Сволочной человек! Он заслуживал того, чтобы дать ему по морде, но Тимошкин, сжав зубы, терпел и слушал. Бойцу захотелось узнать земляка до конца, чувствовалось: он разболтался и должен открыться.
– В полку что? В полку, хоть бы и в штабе, не сладко. Не пули, так снаряды, бомбы. Вот бы в корпус затесаться. Это дело! Понимаешь? Была у меня мыслишка... Если бы не этот проклятый прорыв. Но ничего. Может, даже и лучше. Ты мотай на ус: выйдем – на передке не задерживаться. Главное – поглубже в тыл. А там – присмотреться. Ты вообще возле меня держись, я все устрою. Не пропадешь! Понимаешь?
– Что, в тыловые части лезть? – с издевкой спросил Тимошкин. Но Блищинский только удивился:
– Ну и что ж? Полезем. Подумаешь! Рапортичку напишем: так, мол, и так, полк разбили, одни остались. Стояли насмерть, дрались до конца...
– Эх ты! – сказал Тимошкин, уже не скрывая своего презрения.
– Что? Что я?
– Сволочь ты, вот что!
Блищинский фальшиво заржал и окинул бойца холодным, почти ненавидящим взглядом.
– Ах, вот как! Может, донесешь, когда выйдем? А? Плевал я на это! А свидетели где? Кто слышал? Если на то пойдет, я сказану не такое. Скажу, что ты у немцев в плену был и давал показания о наших войсках. Ну? Что? А-а, не нравится? Вот так! – Он засмеялся и уже добрее добавил: – А впрочем, я пошутил. Чтобы тебя прощупать, каким духом живешь? Проявил бдительность. И ты не обижайся: проверка! Как полагается.
И он снова заржал, оскаливая большие передние зубы. Тимошкин внимательно и несколько удивленно посмотрел на него – действительно, как знать, где у него была правда, у этого человека. Он мог ее, эту правду, подать так, что она выглядела как ложь, и наоборот, ложь у него могла показаться правдивее всякой правды.

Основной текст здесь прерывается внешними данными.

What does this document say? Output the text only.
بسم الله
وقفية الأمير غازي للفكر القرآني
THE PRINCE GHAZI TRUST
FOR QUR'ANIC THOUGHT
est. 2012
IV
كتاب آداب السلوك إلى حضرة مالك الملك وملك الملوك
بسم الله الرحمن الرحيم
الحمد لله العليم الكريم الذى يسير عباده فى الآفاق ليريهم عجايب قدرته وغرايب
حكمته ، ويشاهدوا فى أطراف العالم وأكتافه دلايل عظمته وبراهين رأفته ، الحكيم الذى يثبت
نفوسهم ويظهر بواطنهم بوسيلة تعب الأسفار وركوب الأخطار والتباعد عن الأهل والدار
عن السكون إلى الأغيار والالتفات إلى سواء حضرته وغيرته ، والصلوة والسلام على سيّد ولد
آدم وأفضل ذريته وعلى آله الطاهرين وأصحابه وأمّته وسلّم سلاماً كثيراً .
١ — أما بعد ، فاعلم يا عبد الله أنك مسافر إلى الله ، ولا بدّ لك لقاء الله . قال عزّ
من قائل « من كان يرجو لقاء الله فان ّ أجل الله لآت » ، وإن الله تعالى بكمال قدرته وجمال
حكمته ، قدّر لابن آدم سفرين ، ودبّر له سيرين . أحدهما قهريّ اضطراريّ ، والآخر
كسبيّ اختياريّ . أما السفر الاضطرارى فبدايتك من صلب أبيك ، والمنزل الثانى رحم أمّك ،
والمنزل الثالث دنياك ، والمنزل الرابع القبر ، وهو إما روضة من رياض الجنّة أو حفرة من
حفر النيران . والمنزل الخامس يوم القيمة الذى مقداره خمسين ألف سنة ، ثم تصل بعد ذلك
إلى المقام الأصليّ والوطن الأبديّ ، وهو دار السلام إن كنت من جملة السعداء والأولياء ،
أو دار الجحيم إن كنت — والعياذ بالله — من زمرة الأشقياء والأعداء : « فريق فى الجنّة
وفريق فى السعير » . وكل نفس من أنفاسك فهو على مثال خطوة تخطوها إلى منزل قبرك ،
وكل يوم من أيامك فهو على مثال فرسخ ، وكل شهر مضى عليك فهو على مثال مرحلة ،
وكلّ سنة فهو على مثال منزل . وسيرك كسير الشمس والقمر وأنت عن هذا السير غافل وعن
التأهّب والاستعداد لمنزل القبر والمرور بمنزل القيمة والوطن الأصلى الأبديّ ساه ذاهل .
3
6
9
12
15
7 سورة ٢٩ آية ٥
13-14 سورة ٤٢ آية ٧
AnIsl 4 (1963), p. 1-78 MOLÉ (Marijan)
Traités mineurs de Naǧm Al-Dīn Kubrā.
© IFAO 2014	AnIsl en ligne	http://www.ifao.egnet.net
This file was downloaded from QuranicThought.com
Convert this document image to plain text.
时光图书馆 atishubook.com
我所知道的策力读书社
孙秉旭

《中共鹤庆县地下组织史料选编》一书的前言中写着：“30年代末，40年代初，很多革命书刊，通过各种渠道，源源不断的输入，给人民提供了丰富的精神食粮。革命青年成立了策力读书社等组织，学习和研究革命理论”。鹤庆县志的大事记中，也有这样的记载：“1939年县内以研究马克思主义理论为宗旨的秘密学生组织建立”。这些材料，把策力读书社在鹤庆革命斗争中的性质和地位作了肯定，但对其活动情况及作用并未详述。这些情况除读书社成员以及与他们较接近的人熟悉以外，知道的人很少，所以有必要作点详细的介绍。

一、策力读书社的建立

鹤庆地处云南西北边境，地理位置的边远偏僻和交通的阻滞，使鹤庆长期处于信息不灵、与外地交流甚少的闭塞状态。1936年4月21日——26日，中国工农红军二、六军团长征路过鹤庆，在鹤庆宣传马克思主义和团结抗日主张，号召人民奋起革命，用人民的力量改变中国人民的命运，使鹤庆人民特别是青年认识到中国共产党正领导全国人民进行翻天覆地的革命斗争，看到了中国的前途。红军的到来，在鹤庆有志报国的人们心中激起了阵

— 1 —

И вдруг писарь умолк, замедлил шаг – впереди вал обрывался и из-за него показались изгородь, какие-то строения, дома, деревья. Бойцы осторожно вышли из-за вала – перед ними была окраина какого-то городка или деревни. Все кругом покойно дремало, только где-то вдали, буксуя, натужно ворчала машина.

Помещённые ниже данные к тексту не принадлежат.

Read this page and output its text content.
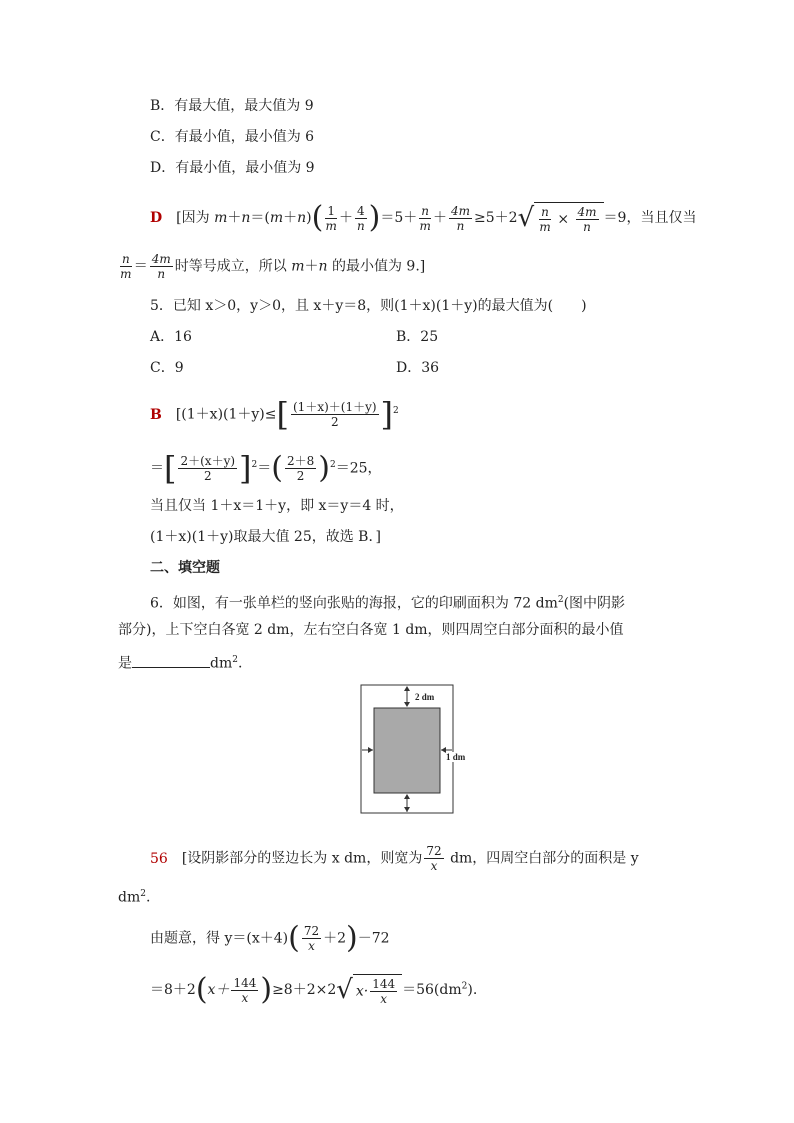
B．有最大值，最大值为 9
C．有最小值，最小值为 6
D．有最小值，最小值为 9
D [因为 $m+n=(m+n)( \frac{1}{m} + \frac{4}{n} )=5+ \frac{n}{m} + \frac{4m}{n} \ge 5+2√ \frac{n}{m} \times \frac{4m}{n} =9$，当且仅当
$\frac{n}{m} = \frac{4m}{n}$ 时等号成立，所以 m＋n 的最小值为 9.]
5．已知 x＞0，y＞0，且 x＋y＝8，则(1＋x)(1＋y)的最大值为(　　)
A．16	B．25
C．9	D．36
B [$(1+x)(1+y)\le[ \frac{(1+x)+(1+y)}{2} ]^2$
＝[ $\frac{2+(x+y)}{2} ]^2=( \frac{2+8}{2} )^2=25$，
当且仅当 1＋x＝1＋y，即 x＝y＝4 时，
(1＋x)(1＋y)取最大值 25，故选 B．]
二、填空题
6．如图，有一张单栏的竖向张贴的海报，它的印刷面积为 72 $dm^2$(图中阴影
部分)，上下空白各宽 2 dm，左右空白各宽 1 dm，则四周空白部分面积的最小值
是	$dm^2$.
2 dm
1 dm
56 [设阴影部分的竖边长为 x dm，则宽为 $\frac{72}{x}$ dm，四周空白部分的面积是 y
$dm^2$.
由题意，得 $y=(x+4)( \frac{72}{x} +2)-72$
$=8+2(x+ \frac{144}{x} )\ge 8+2\times 2√$ $x\cdot \frac{144}{x} =56(dm^2)$.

Блищинский остановился, прислушался, – его хмельная самоуверенность сразу сменилась пугливой настороженностью.
– Пошли потихоньку, – сказал Тимошкин. – Что же стоять?
Сержант молчаливо согласился, и они, минуя занесенные снегом окраинные домики, подались в обход селения. В одном дворе вдруг всполошилась собака, царапая когтями доски, бросилась к забору, хорошо, что забор был сплошной и высокий. Блищинский попятился, вскинув автомат. Вскоре они свернули за угол, и собака утихла.

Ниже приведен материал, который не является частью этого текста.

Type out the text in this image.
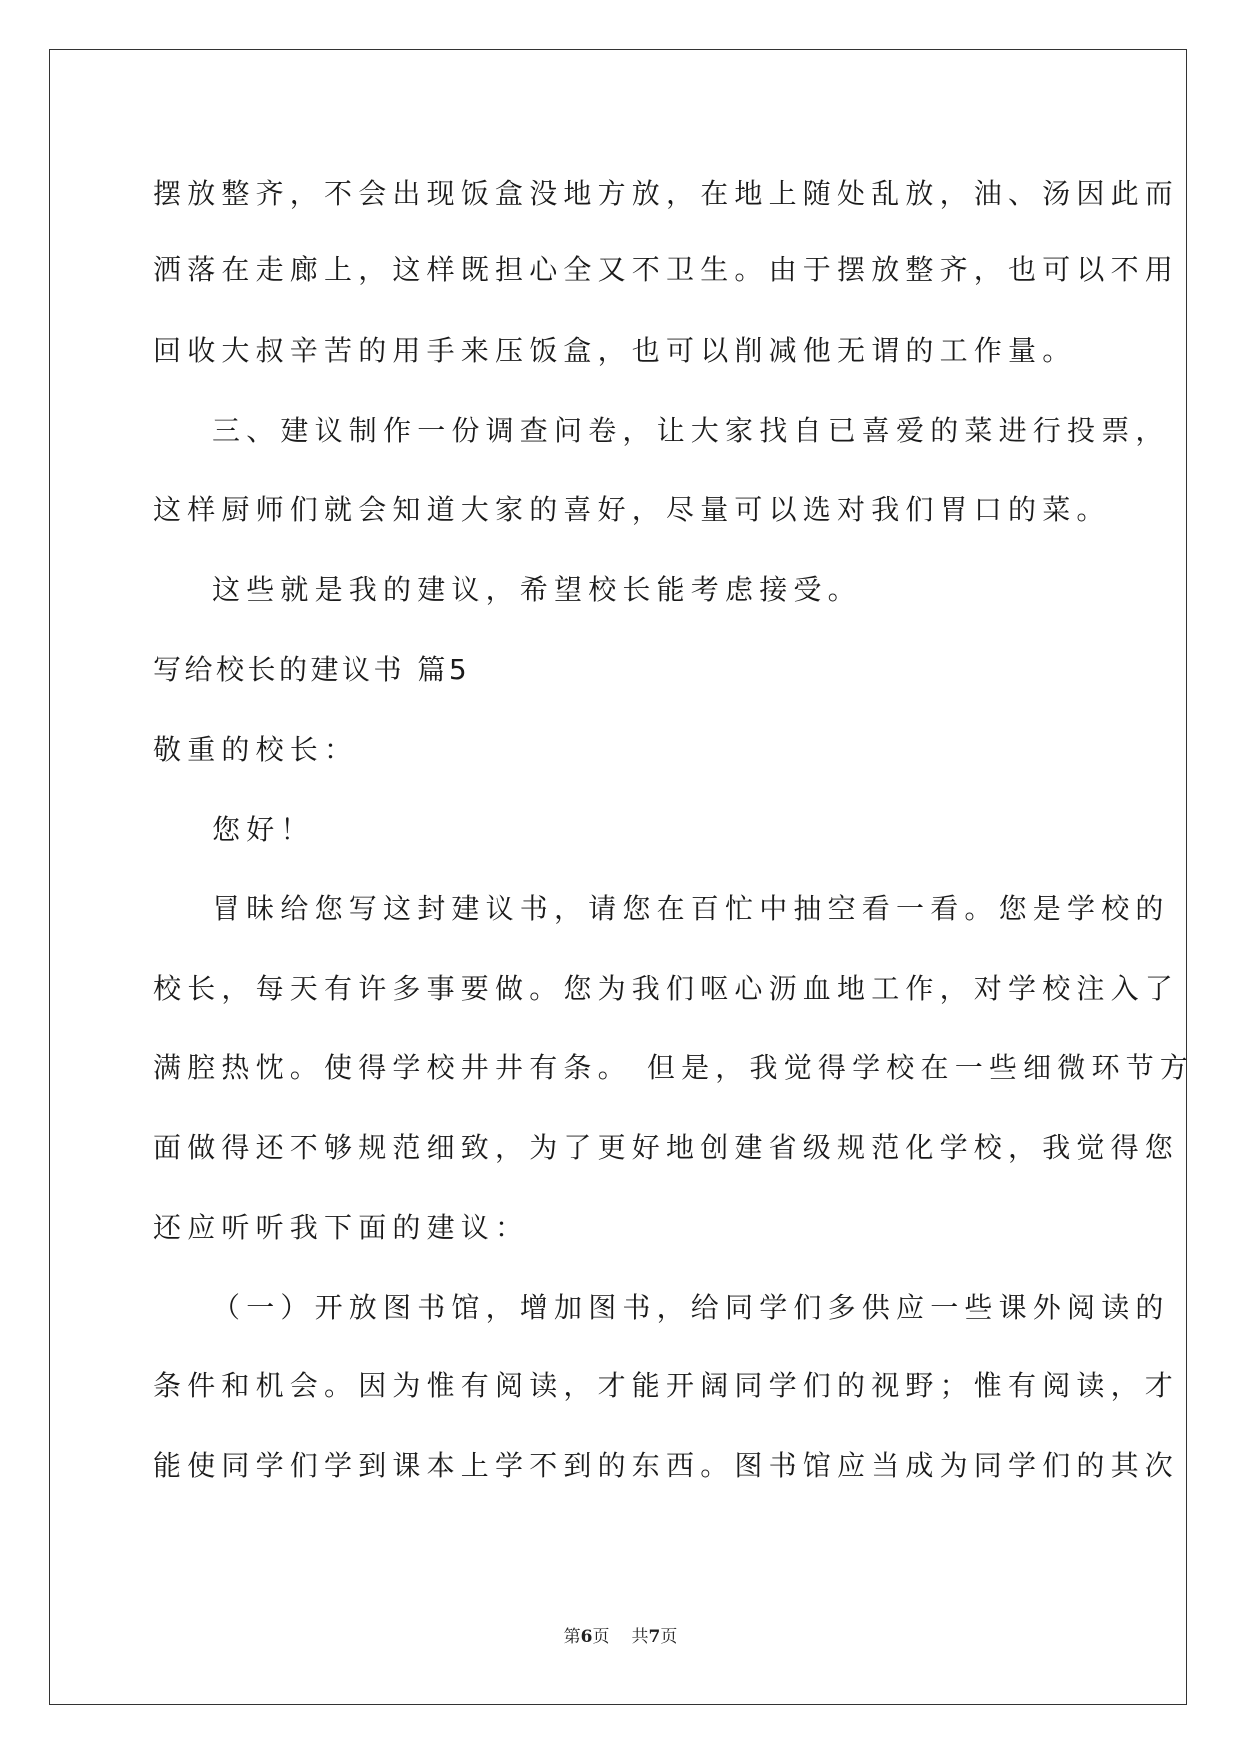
摆放整齐，不会出现饭盒没地方放，在地上随处乱放，油、汤因此而
洒落在走廊上，这样既担心全又不卫生。由于摆放整齐，也可以不用
回收大叔辛苦的用手来压饭盒，也可以削减他无谓的工作量。
三、建议制作一份调查问卷，让大家找自已喜爱的菜进行投票，
这样厨师们就会知道大家的喜好，尽量可以选对我们胃口的菜。
这些就是我的建议，希望校长能考虑接受。
写给校长的建议书 篇5
敬重的校长：
您好！
冒昧给您写这封建议书，请您在百忙中抽空看一看。您是学校的
校长，每天有许多事要做。您为我们呕心沥血地工作，对学校注入了
满腔热忱。使得学校井井有条。 但是，我觉得学校在一些细微环节方
面做得还不够规范细致，为了更好地创建省级规范化学校，我觉得您
还应听听我下面的建议：
（一）开放图书馆，增加图书，给同学们多供应一些课外阅读的
条件和机会。因为惟有阅读，才能开阔同学们的视野；惟有阅读，才
能使同学们学到课本上学不到的东西。图书馆应当成为同学们的其次
第6页 共7页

Оглядываясь, с полчаса крались вдоль стен и заборов, пока неожиданный окрик не заставил их прижаться к дощатой стене какого-то сарайчика. Впереди, за близкими деревьями, виднелась дорога, и оттуда донеслись голоса. В предрассветной темноте отчетливо вырисовывались силуэты автомобилей, длинных приземистых транспортеров, между ними ярко сверкнул длинный пучок света, что-то звякнуло, потом свет погас.